Wednesday, August 24, 2011

Time Piece

They say things run like clockwork when they run correctly and promptly and predictably because that's how clocks run...until they don't.

As my grandma said, "I think a nice clock in its proper place looks majestic."
"When it works," my aunt smilingly countered.

Last week, I ran into a clock that didn't work like clockwork.  In fact, it didn't work at all.  I found it under a pile of stuff in my grandma's new apartment and heard the story about how it came from my great-great-grandfather John Villhard.  I tried winding it and turning its gears in hopes of getting it to work - I might have even had visions of magically fixing this clock - in vain.

Anecdote 1:
Watching me try to figure out the gear system, my grandma spoke up, "True story!  I once tried to fix a clock and when I got done, I had some pieces left over."  

Most likely, that will be the fate of this clock too.

Anecdote 2:
Me: "I always wondered how you set a clock back in the day.  What if you forgot to wind it and the clock ran out?  How did you know how to reset it?"

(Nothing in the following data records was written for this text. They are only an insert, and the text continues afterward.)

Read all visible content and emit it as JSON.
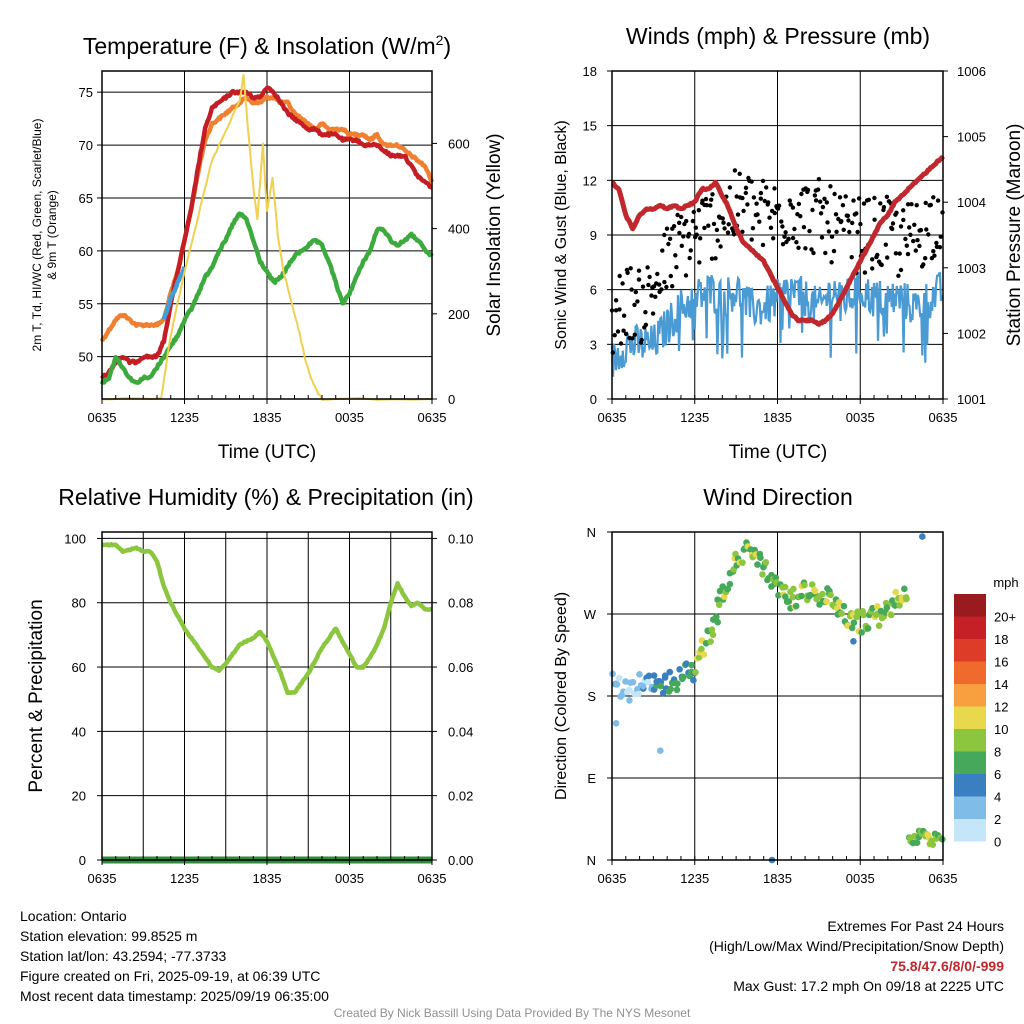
{
  "chart_data": [
    {
      "type": "line",
      "title": "Temperature (F) & Insolation (W/m²)",
      "title_main": "Temperature (F) & Insolation (W/m",
      "title_sup": "2",
      "title_end": ")",
      "xlabel": "Time (UTC)",
      "ylabel_left_line1": "2m T, Td, HI/WC (Red, Green, Scarlet/Blue)",
      "ylabel_left_line2": "& 9m T (Orange)",
      "ylabel_right": "Solar Insolation (Yellow)",
      "x_ticks": [
        "0635",
        "1235",
        "1835",
        "0035",
        "0635"
      ],
      "ylim_left": [
        46,
        77
      ],
      "y_ticks_left": [
        50,
        55,
        60,
        65,
        70,
        75
      ],
      "ylim_right": [
        0,
        770
      ],
      "y_ticks_right": [
        0,
        200,
        400,
        600
      ],
      "series": [
        {
          "color": "#f08030",
          "axis": "left",
          "x": [
            0,
            0.5,
            1,
            1.5,
            2,
            2.5,
            3,
            3.5,
            4,
            4.5,
            5,
            5.5,
            6,
            6.5,
            7,
            7.5,
            8,
            8.5,
            9,
            9.5,
            10,
            10.5,
            11,
            11.5,
            12,
            12.5,
            13,
            13.5,
            14,
            14.5,
            15,
            15.5,
            16,
            16.5,
            17,
            17.5,
            18,
            18.5,
            19,
            19.5,
            20,
            20.5,
            21,
            21.5,
            22,
            22.5,
            23,
            23.5,
            24
          ],
          "y": [
            51.5,
            52.5,
            53.5,
            54,
            53.5,
            53,
            53,
            53,
            53,
            53.5,
            56,
            58,
            61,
            64,
            67.5,
            70.5,
            72,
            72.5,
            73,
            73.5,
            74,
            74.5,
            74,
            74,
            74.5,
            74.5,
            74,
            74,
            73,
            72.5,
            72,
            71.5,
            72,
            71.5,
            71.5,
            71.5,
            71,
            71,
            71,
            70.5,
            71,
            70,
            70,
            70,
            69.5,
            69,
            68.5,
            68,
            66.5
          ]
        },
        {
          "color": "#c41e24",
          "axis": "left",
          "x": [
            0,
            0.5,
            1,
            1.5,
            2,
            2.5,
            3,
            3.5,
            4,
            4.5,
            5,
            5.5,
            6,
            6.5,
            7,
            7.5,
            8,
            8.5,
            9,
            9.5,
            10,
            10.5,
            11,
            11.5,
            12,
            12.5,
            13,
            13.5,
            14,
            14.5,
            15,
            15.5,
            16,
            16.5,
            17,
            17.5,
            18,
            18.5,
            19,
            19.5,
            20,
            20.5,
            21,
            21.5,
            22,
            22.5,
            23,
            23.5,
            24
          ],
          "y": [
            48,
            48.5,
            49.5,
            50,
            49.5,
            49.5,
            50,
            50,
            50,
            51.5,
            55,
            58,
            61,
            64,
            68,
            71.5,
            73.5,
            74,
            74.5,
            75,
            75,
            75,
            74.5,
            74.5,
            75.5,
            75,
            74,
            73,
            72.5,
            72,
            71.5,
            71.5,
            71,
            71,
            71,
            70.5,
            70.5,
            70.5,
            70,
            70,
            70,
            69.5,
            69,
            69,
            69,
            68,
            67,
            66.5,
            66
          ]
        },
        {
          "color": "#3f9fd8",
          "axis": "left",
          "x": [
            4.5,
            5,
            5.5,
            6
          ],
          "y": [
            53.5,
            55.5,
            57,
            58.5
          ]
        },
        {
          "color": "#3caa3c",
          "axis": "left",
          "x": [
            0,
            0.5,
            1,
            1.5,
            2,
            2.5,
            3,
            3.5,
            4,
            4.5,
            5,
            5.5,
            6,
            6.5,
            7,
            7.5,
            8,
            8.5,
            9,
            9.5,
            10,
            10.5,
            11,
            11.5,
            12,
            12.5,
            13,
            13.5,
            14,
            14.5,
            15,
            15.5,
            16,
            16.5,
            17,
            17.5,
            18,
            18.5,
            19,
            19.5,
            20,
            20.5,
            21,
            21.5,
            22,
            22.5,
            23,
            23.5,
            24
          ],
          "y": [
            47.5,
            48,
            50,
            49,
            48,
            47.5,
            48,
            48,
            49,
            50,
            51,
            52,
            53.5,
            54.5,
            56,
            57.5,
            58.5,
            60,
            61,
            62.5,
            63.5,
            63,
            61,
            59,
            58,
            57,
            57.5,
            58.5,
            59.5,
            60,
            60.5,
            61,
            60.5,
            59,
            57,
            55,
            56,
            57.5,
            59,
            60,
            62,
            62,
            61,
            60.5,
            61,
            61.5,
            61,
            60,
            59.5
          ]
        },
        {
          "color": "#f0d050",
          "axis": "right",
          "x": [
            0,
            4.3,
            5,
            6,
            7,
            8,
            9,
            10,
            10.3,
            10.6,
            11,
            11.3,
            11.7,
            12,
            12.4,
            12.8,
            13.2,
            13.6,
            14,
            14.4,
            14.8,
            15.2,
            15.6,
            16,
            24
          ],
          "y": [
            0,
            0,
            150,
            300,
            430,
            560,
            630,
            700,
            760,
            640,
            500,
            420,
            600,
            440,
            520,
            380,
            300,
            250,
            200,
            150,
            90,
            50,
            20,
            0,
            0
          ]
        }
      ]
    },
    {
      "type": "line",
      "title": "Winds (mph) & Pressure (mb)",
      "xlabel": "Time (UTC)",
      "ylabel_left": "Sonic Wind & Gust (Blue, Black)",
      "ylabel_right": "Station Pressure (Maroon)",
      "x_ticks": [
        "0635",
        "1235",
        "1835",
        "0035",
        "0635"
      ],
      "ylim_left": [
        0,
        18
      ],
      "y_ticks_left": [
        0,
        3,
        6,
        9,
        12,
        15,
        18
      ],
      "ylim_right": [
        1001,
        1006
      ],
      "y_ticks_right": [
        1001,
        1002,
        1003,
        1004,
        1005,
        1006
      ],
      "series": [
        {
          "name": "",
          "color": "#c0282d",
          "axis": "right",
          "x": [
            0,
            0.5,
            1,
            1.5,
            2,
            2.5,
            3,
            3.5,
            4,
            4.5,
            5,
            5.5,
            6,
            6.5,
            7,
            7.5,
            8,
            8.5,
            9,
            9.5,
            10,
            10.5,
            11,
            11.5,
            12,
            12.5,
            13,
            13.5,
            14,
            14.5,
            15,
            15.5,
            16,
            16.5,
            17,
            17.5,
            18,
            18.5,
            19,
            19.5,
            20,
            20.5,
            21,
            21.5,
            22,
            22.5,
            23,
            23.5,
            24
          ],
          "y": [
            1004.3,
            1004.2,
            1003.8,
            1003.6,
            1003.8,
            1003.9,
            1003.9,
            1003.95,
            1003.9,
            1003.95,
            1003.9,
            1003.95,
            1004.0,
            1004.2,
            1004.2,
            1004.3,
            1004.1,
            1003.9,
            1003.6,
            1003.4,
            1003.3,
            1003.2,
            1003.1,
            1002.9,
            1002.7,
            1002.5,
            1002.3,
            1002.2,
            1002.2,
            1002.2,
            1002.15,
            1002.2,
            1002.3,
            1002.5,
            1002.7,
            1002.9,
            1003.1,
            1003.3,
            1003.5,
            1003.7,
            1003.8,
            1004.0,
            1004.1,
            1004.2,
            1004.3,
            1004.4,
            1004.5,
            1004.6,
            1004.7
          ]
        }
      ],
      "wind_base": [
        {
          "x": 0,
          "y": 2
        },
        {
          "x": 1,
          "y": 3
        },
        {
          "x": 2,
          "y": 3
        },
        {
          "x": 3,
          "y": 3
        },
        {
          "x": 4,
          "y": 4
        },
        {
          "x": 5,
          "y": 5
        },
        {
          "x": 6,
          "y": 5.5
        },
        {
          "x": 7,
          "y": 6
        },
        {
          "x": 8,
          "y": 5.5
        },
        {
          "x": 9,
          "y": 6
        },
        {
          "x": 10,
          "y": 5
        },
        {
          "x": 11,
          "y": 5
        },
        {
          "x": 12,
          "y": 5.5
        },
        {
          "x": 13,
          "y": 6
        },
        {
          "x": 14,
          "y": 5.5
        },
        {
          "x": 15,
          "y": 5
        },
        {
          "x": 16,
          "y": 6
        },
        {
          "x": 17,
          "y": 5.5
        },
        {
          "x": 18,
          "y": 6
        },
        {
          "x": 19,
          "y": 5.5
        },
        {
          "x": 20,
          "y": 5.5
        },
        {
          "x": 21,
          "y": 5.5
        },
        {
          "x": 22,
          "y": 5
        },
        {
          "x": 23,
          "y": 5.5
        },
        {
          "x": 24,
          "y": 6
        }
      ],
      "gust_base": [
        {
          "x": 0,
          "y": 4
        },
        {
          "x": 1,
          "y": 5.5
        },
        {
          "x": 2,
          "y": 5
        },
        {
          "x": 3,
          "y": 6
        },
        {
          "x": 4,
          "y": 7.5
        },
        {
          "x": 5,
          "y": 8.5
        },
        {
          "x": 6,
          "y": 9
        },
        {
          "x": 7,
          "y": 9.5
        },
        {
          "x": 8,
          "y": 10
        },
        {
          "x": 9,
          "y": 10.5
        },
        {
          "x": 10,
          "y": 10.5
        },
        {
          "x": 11,
          "y": 10
        },
        {
          "x": 12,
          "y": 10
        },
        {
          "x": 13,
          "y": 10.5
        },
        {
          "x": 14,
          "y": 10
        },
        {
          "x": 15,
          "y": 10
        },
        {
          "x": 16,
          "y": 9.5
        },
        {
          "x": 17,
          "y": 9
        },
        {
          "x": 18,
          "y": 9
        },
        {
          "x": 19,
          "y": 9
        },
        {
          "x": 20,
          "y": 9
        },
        {
          "x": 21,
          "y": 8.5
        },
        {
          "x": 22,
          "y": 9
        },
        {
          "x": 23,
          "y": 9.5
        },
        {
          "x": 24,
          "y": 10.5
        }
      ]
    },
    {
      "type": "line",
      "title": "Relative Humidity (%) & Precipitation (in)",
      "xlabel": "",
      "ylabel_left": "Percent & Precipitation",
      "x_ticks": [
        "0635",
        "1235",
        "1835",
        "0035",
        "0635"
      ],
      "ylim_left": [
        0,
        102
      ],
      "y_ticks_left": [
        0,
        20,
        40,
        60,
        80,
        100
      ],
      "ylim_right": [
        0,
        0.102
      ],
      "y_ticks_right": [
        "0.00",
        "0.02",
        "0.04",
        "0.06",
        "0.08",
        "0.10"
      ],
      "series": [
        {
          "color": "#8cc63f",
          "axis": "left",
          "x": [
            0,
            0.5,
            1,
            1.5,
            2,
            2.5,
            3,
            3.5,
            4,
            4.5,
            5,
            5.5,
            6,
            6.5,
            7,
            7.5,
            8,
            8.5,
            9,
            9.5,
            10,
            10.5,
            11,
            11.5,
            12,
            12.5,
            13,
            13.5,
            14,
            14.5,
            15,
            15.5,
            16,
            16.5,
            17,
            17.5,
            18,
            18.5,
            19,
            19.5,
            20,
            20.5,
            21,
            21.5,
            22,
            22.5,
            23,
            23.5,
            24
          ],
          "y": [
            98,
            98,
            98,
            96,
            96.5,
            97,
            96,
            96,
            93,
            85,
            80,
            76,
            72,
            69,
            66,
            63,
            60,
            59,
            61,
            64,
            67,
            68,
            69,
            71,
            68,
            63,
            58,
            52,
            52,
            55,
            58,
            62,
            66,
            69,
            72,
            68,
            64,
            60,
            60,
            63,
            67,
            72,
            80,
            86,
            82,
            79,
            80,
            78,
            78
          ]
        },
        {
          "color": "#2e8b3a",
          "axis": "left",
          "x": [
            0,
            24
          ],
          "y": [
            0,
            0
          ]
        }
      ]
    },
    {
      "type": "scatter",
      "title": "Wind Direction",
      "ylabel_left": "Direction (Colored By Speed)",
      "x_ticks": [
        "0635",
        "1235",
        "1835",
        "0035",
        "0635"
      ],
      "y_ticks": [
        "N",
        "E",
        "S",
        "W",
        "N"
      ],
      "ylim": [
        0,
        360
      ],
      "colorbar": {
        "unit": "mph",
        "labels": [
          "20+",
          "18",
          "16",
          "14",
          "12",
          "10",
          "8",
          "6",
          "4",
          "2",
          "0"
        ],
        "colors": [
          "#9a1b1e",
          "#c42026",
          "#dc3c28",
          "#f06a2e",
          "#f8a040",
          "#e8d84c",
          "#8cc63f",
          "#45a85a",
          "#3a80c0",
          "#80bce8",
          "#c4e6f8"
        ]
      },
      "path": [
        {
          "x": 0,
          "y": 200
        },
        {
          "x": 1,
          "y": 185
        },
        {
          "x": 2,
          "y": 195
        },
        {
          "x": 3,
          "y": 190
        },
        {
          "x": 4,
          "y": 195
        },
        {
          "x": 5,
          "y": 200
        },
        {
          "x": 6,
          "y": 210
        },
        {
          "x": 7,
          "y": 245
        },
        {
          "x": 8,
          "y": 290
        },
        {
          "x": 9,
          "y": 325
        },
        {
          "x": 10,
          "y": 345
        },
        {
          "x": 11,
          "y": 320
        },
        {
          "x": 12,
          "y": 300
        },
        {
          "x": 13,
          "y": 285
        },
        {
          "x": 14,
          "y": 295
        },
        {
          "x": 15,
          "y": 290
        },
        {
          "x": 16,
          "y": 285
        },
        {
          "x": 17,
          "y": 265
        },
        {
          "x": 18,
          "y": 260
        },
        {
          "x": 19,
          "y": 265
        },
        {
          "x": 20,
          "y": 275
        },
        {
          "x": 21,
          "y": 290
        },
        {
          "x": 22,
          "y": 18
        },
        {
          "x": 23,
          "y": 25
        },
        {
          "x": 24,
          "y": 22
        }
      ],
      "outliers": [
        {
          "x": 3.5,
          "y": 120
        },
        {
          "x": 0.3,
          "y": 150
        },
        {
          "x": 11.6,
          "y": 0
        },
        {
          "x": 17.5,
          "y": 240
        },
        {
          "x": 22.5,
          "y": 355
        }
      ]
    }
  ],
  "info": {
    "location": "Location: Ontario",
    "elevation": "Station elevation: 99.8525 m",
    "latlon": "Station lat/lon: 43.2594; -77.3733",
    "created": "Figure created on Fri, 2025-09-19, at 06:39 UTC",
    "recent": "Most recent data timestamp: 2025/09/19 06:35:00"
  },
  "extremes": {
    "title": "Extremes For Past 24 Hours",
    "subtitle": "(High/Low/Max Wind/Precipitation/Snow Depth)",
    "values": "75.8/47.6/8/0/-999",
    "gust": "Max Gust: 17.2 mph On 09/18 at 2225 UTC"
  },
  "credit": "Created By Nick Bassill Using Data Provided By The NYS Mesonet"
}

I laughingly imagined my ancestors taking the clock that I was fiddling with and riding into town with the clock on their laps so they could go to the town bank and reset the clock.  (This is of course assuming that your town has a bank and that it has a clock that has correct time)

My aunt laughed at my proposition as we tried to imagine hauling a grandfather clock into town just to set it.  So then we decided that pocket watches could serve the purpose of giving the correct time.

All of this, of course, depends on the accuracy of each time piece to keep correct time.  Which really just meant that back in the day when clocks were mechanical, because of the obvious difficulty of synchronized clocks, time was less exact and therefore, few things besides clocks ran well, like clockwork.

We all stopped and thought a little bit more about when we put away our schedules and our busyness and simply let life happen when it did.  ...

Anecdote 3:
My aunt: "Maybe you could get something for that clock at one of those antique roadshows."
Grandma: "Oh, but those are usually clocks that are made from a nice piece of wood with some sort of style that actually run."
Me: "Are you implying that you just gave me a clock that isn't made from a niece piece of wood and doesn't have style?"  (We already know it doesn't run)

One man's junk is another man's treasure.

What all of this means:
Life goes on.  Time continues to tick by.  Let's hope we're all making the most of it.